Le douzième recueil du Club, Végâneries (éd. Via Romana), le confirme, étant impossible de réduire cet ensemble de textes et de dessins variés à la simple rigolade. À preuve, la diversité des talents des 26 auteurs et des deux dessinateurs ; ainsi, loin d’un rigolo comme Yannick Lebetteravier, pseudo de ce plaisantin de Bernard Leconte, vous trouverez Jean Tulard, de l’Institut, vous informant savamment des menus de Napoléon ; en face d’un criminologue de réputation internationale comme Xavier Raufer, vous pourrez lire un inconnu nommé Jean Dutourd, qui vous parle de cheval avec passion, ou un illuminé, qui guette l’arrivée des cosaques (ce bloysien s’appelle Bruno Lafourcade) ; sur une page vous aurez un poète délicat comme Jean Berteault, et sur une autre, un loustic comme Philippe Lacoche. Ici, vous avez des gens qui réfléchissent, et là, des nerveux qui racontent n’importe quoi en se marrant, interpelant des farceurs qui sont sur un autre balcon, et encore plus loin, des types à la mine grave de bedeaux, qui vous débitent des sornettes, dont une femme, la seule, entrée par effraction sous un déguisement grossier, Capucine de Mornétreinte – ne le répétez pas à Paucard, c’est une de mes cousines de Normandie, à qui j’ai prêté mon chapeau.

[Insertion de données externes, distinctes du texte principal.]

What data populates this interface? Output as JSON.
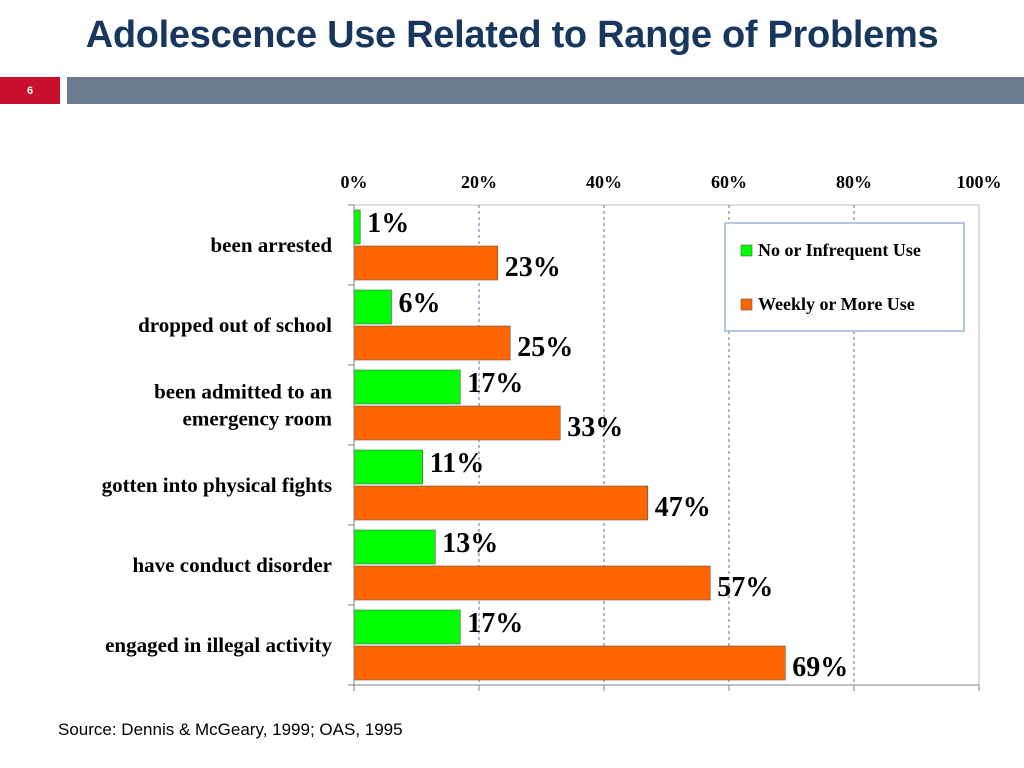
{
  "slide": {
    "title": "Adolescence Use Related to Range of Problems",
    "number": "6",
    "source": "Source: Dennis & McGeary, 1999; OAS, 1995"
  },
  "colors": {
    "title": "#17375e",
    "accent_red": "#c8102e",
    "bar_gray": "#6c7a8f",
    "series_green": "#00ff00",
    "series_orange": "#ff6600"
  },
  "chart_data": {
    "type": "bar",
    "orientation": "horizontal",
    "title": "",
    "xlabel": "",
    "ylabel": "",
    "xlim": [
      0,
      100
    ],
    "x_ticks": [
      "0%",
      "20%",
      "40%",
      "60%",
      "80%",
      "100%"
    ],
    "x_axis_position": "top",
    "grid": true,
    "legend_position": "top-right",
    "categories": [
      [
        "been arrested"
      ],
      [
        "dropped out of school"
      ],
      [
        "been admitted to an",
        "emergency room"
      ],
      [
        "gotten into physical fights"
      ],
      [
        "have conduct disorder"
      ],
      [
        "engaged in  illegal activity"
      ]
    ],
    "series": [
      {
        "name": "No or Infrequent Use",
        "color": "#00ff00",
        "values": [
          1,
          6,
          17,
          11,
          13,
          17
        ],
        "labels": [
          "1%",
          "6%",
          "17%",
          "11%",
          "13%",
          "17%"
        ]
      },
      {
        "name": "Weekly or More Use",
        "color": "#ff6600",
        "values": [
          23,
          25,
          33,
          47,
          57,
          69
        ],
        "labels": [
          "23%",
          "25%",
          "33%",
          "47%",
          "57%",
          "69%"
        ]
      }
    ]
  }
}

Et de quoi parlent ces gens, qu’on dirait rassemblés pour une rêve-partie ? De Véganine – vous vous souvenez ? un médicament qui soignait les enfants fiévreux –, de Parigot et de la préparation de la tête de veau, de désespéré en évoquant un titre espagnol et nervalien, de morale universelle, d’arche de Noé – eh oui ! même la Bible, ils l’ont lue ! – et de tas d’autres choses, dans les styles les plus hétéroclites, mais toujours élégants, amusants, pleins d’esprit et de justesse. Surtout, ils montrent avec délectation et de toutes les manières que les « végans » sont des dérangés mentaux, dont le projet est la destruction de l’homme tel qu’il est aujourd’hui, à la suite d’une évolution qui a remplacé l’art de déchirer sa proie à belles dents par celui de la cuisiner avec goût.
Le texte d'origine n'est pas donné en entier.